Having to combine some new data in e.g. molden format with the original CJSON in order to pass back everything in a single CJSON is tedious for the plugin to have to handle. Or at least, much more tedious than it is for Avogadro with its sophisticated IO.
When I raised this you addressed this by adding a readProperties
flag, so that when the following is passed back:
output = {
"readProperties": True,
"moleculeFormat": "molden",
"molden": result_molden_string,
}
Avogadro keeps the original atoms and bonds as they are and only reads the various properties.
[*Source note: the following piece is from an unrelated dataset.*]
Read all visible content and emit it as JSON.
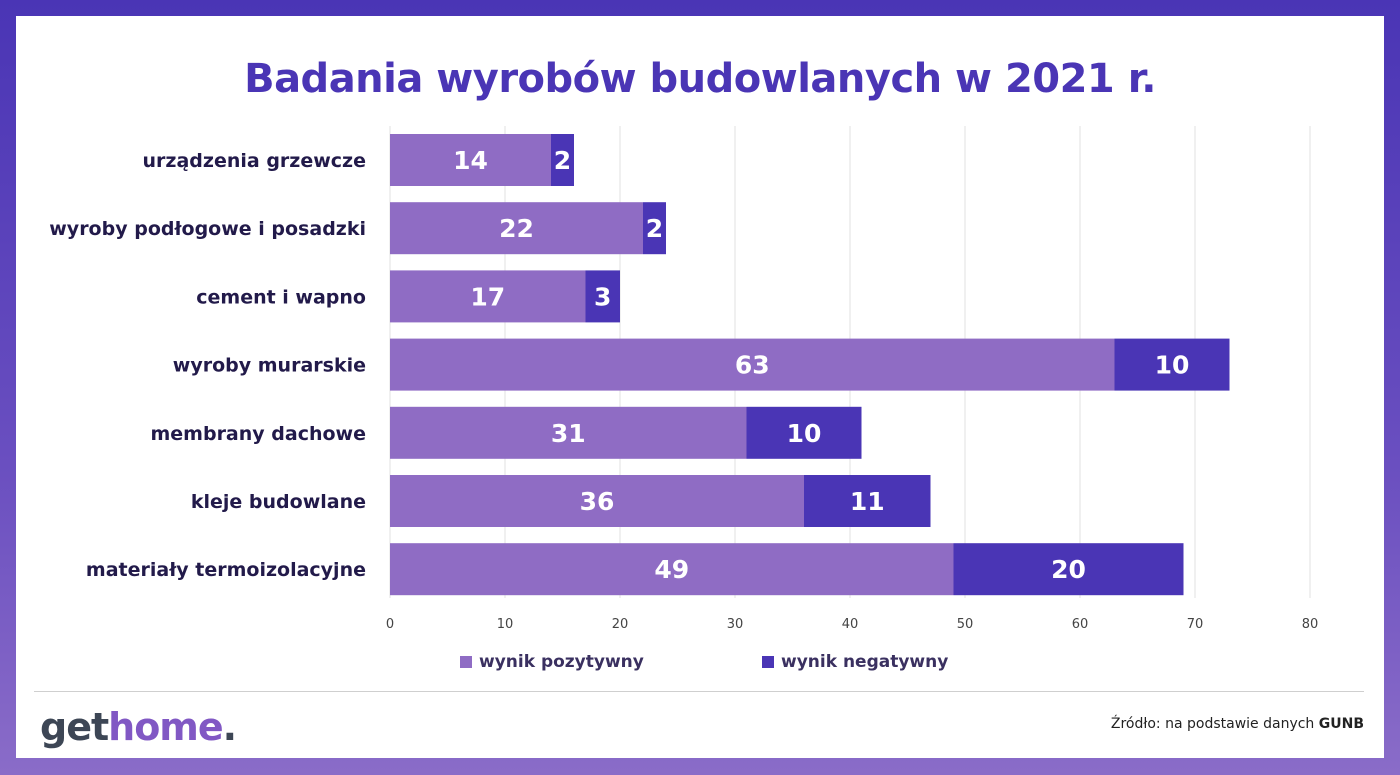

The way this is currently implemented it seems “properties” actually doesn’t mean some_cjson["properties"]
, it seems to just mean anything in some_cjson
that isn’t in the atoms
or bonds
objects, so it includes frequencies, orbitals, and so on).
Unfortunately this only partially achieves the desired outcome; the atoms and bonds are maintained but any other data that was in the file before will be lost, and only that “property” data contained in the molden file will be available in Avogadro.
Can we please have it so that when the readProperties
flag is found, the molecule state in Avogadro is only updated with the new data, and old data that doesn’t have new values is left alone rather than deleted?
Can we please also make readProperties
take a string like moleculeFormat
does, so that Avogadro can take the data given as moleculeFormat
as the base and supplement it with the data given as readProperties
?
To show what I mean:
output = {
"readProperties": "molden",
"moleculeFormat": "cjson",
"molden": result_molden_string,
"cjson": result_cjson,
}
or if we’d like a change of syntax for compatibility reasons
output = {
"updateFrom": "molden",
"moleculeFormat": "cjson",
"molden": result_molden_string,
"cjson": result_cjson,
}
In this situation, I’d like Avogadro to:
- Load the CJSON, just like it would if solely a CJSON was passed back
- Convert the Molden-format string to CJSON using Avogadro’s usual IO functions
- Add only those parts of the Molden “properties” CJSON to the main CJSON that aren’t already present in the main CJSON
- Pull the main CJSON into memory
This would be a great help to plugin authors because it is far easier for them to take stuff out of a CJSON (so that it’ll be overwritten) than add it from another file format.